30 Entonces Caleb trató de apaciguar al pueblo en la presencia de Moisés, y dijo: ¡De todos modos, debemos subir y tomar posesión de ella, porque ciertamente la conquistaremos!
Toen stilde Kaleb het volk voor Mozes, en zeide: Laat ons vrijmoedig optrekken, en dat erfelijk bezitten; want wij zullen dat voorzeker overweldigen!
31 Pero los hombres que subieron con él dijeron: No podremos subir contra aquel pueblo, porque es más fuerte que nosotros.
Maar de mannen, die met hem opgetrokken waren, zeiden: Wij zullen tot dat volk niet kunnen optrekken, want het is sterker dan wij.
32 Difamaron ante los hijos de Israel la tierra que exploraron y dijeron: La tierra que fuimos a explorar es una tierra que devora a sus habitantes.
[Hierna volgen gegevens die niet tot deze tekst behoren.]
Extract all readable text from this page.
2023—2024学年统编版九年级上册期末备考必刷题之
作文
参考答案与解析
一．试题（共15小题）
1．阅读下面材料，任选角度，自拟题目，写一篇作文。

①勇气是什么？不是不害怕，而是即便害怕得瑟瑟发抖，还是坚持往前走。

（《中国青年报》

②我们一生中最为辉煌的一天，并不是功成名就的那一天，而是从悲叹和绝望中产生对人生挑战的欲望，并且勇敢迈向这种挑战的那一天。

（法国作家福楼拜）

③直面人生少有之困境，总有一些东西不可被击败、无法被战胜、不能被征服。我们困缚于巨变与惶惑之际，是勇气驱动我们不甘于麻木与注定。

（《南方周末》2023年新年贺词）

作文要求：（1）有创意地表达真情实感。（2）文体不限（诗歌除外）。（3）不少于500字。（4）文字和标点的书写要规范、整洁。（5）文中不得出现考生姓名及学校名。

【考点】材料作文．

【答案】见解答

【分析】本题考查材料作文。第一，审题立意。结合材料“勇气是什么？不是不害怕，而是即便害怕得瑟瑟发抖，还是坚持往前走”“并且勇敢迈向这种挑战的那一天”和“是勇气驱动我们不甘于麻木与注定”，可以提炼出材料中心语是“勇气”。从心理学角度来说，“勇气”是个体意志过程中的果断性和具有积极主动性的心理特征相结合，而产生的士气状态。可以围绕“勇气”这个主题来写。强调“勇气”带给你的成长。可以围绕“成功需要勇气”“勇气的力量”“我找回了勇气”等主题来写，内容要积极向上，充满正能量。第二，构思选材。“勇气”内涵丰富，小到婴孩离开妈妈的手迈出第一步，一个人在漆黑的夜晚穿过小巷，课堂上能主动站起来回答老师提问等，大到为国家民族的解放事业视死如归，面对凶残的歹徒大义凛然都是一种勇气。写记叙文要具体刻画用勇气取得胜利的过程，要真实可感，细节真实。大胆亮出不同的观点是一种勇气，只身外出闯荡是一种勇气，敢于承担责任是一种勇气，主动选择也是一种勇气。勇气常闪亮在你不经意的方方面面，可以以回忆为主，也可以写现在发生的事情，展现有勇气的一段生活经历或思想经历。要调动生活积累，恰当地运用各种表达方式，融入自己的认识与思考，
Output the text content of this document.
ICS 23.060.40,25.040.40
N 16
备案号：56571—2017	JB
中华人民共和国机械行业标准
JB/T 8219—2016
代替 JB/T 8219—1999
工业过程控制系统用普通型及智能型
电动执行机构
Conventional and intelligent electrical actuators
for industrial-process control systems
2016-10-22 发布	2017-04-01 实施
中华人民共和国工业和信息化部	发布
Todo el pueblo que vimos en medio de ella son hombres de gran estatura.
Alzo brachten zij een kwaad gerucht voort van het land, dat zij verspied hadden, aan de kinderen Israels, zeggende: Dat land, door hetwelk wij doorgegaan zijn, om het te verspieden, is een land, dat zijn inwoners verteert; en al het volk, hetwelk wij in het midden van hetzelve gezien hebben, zijn mannen van grote lengte.
33 También vimos allí a los nefileos (los hijos de Anac son parte de los nefileos, raza de gigantes), y nos pareció que éramos como saltamontes. Así éramos ante sus ojos.
Wij hebben ook daar de reuzen gezien, en de kinderen van Enak, van de reuzen; en wij waren als sprinkhanen in onze ogen, alzo waren wij ook in hun ogen.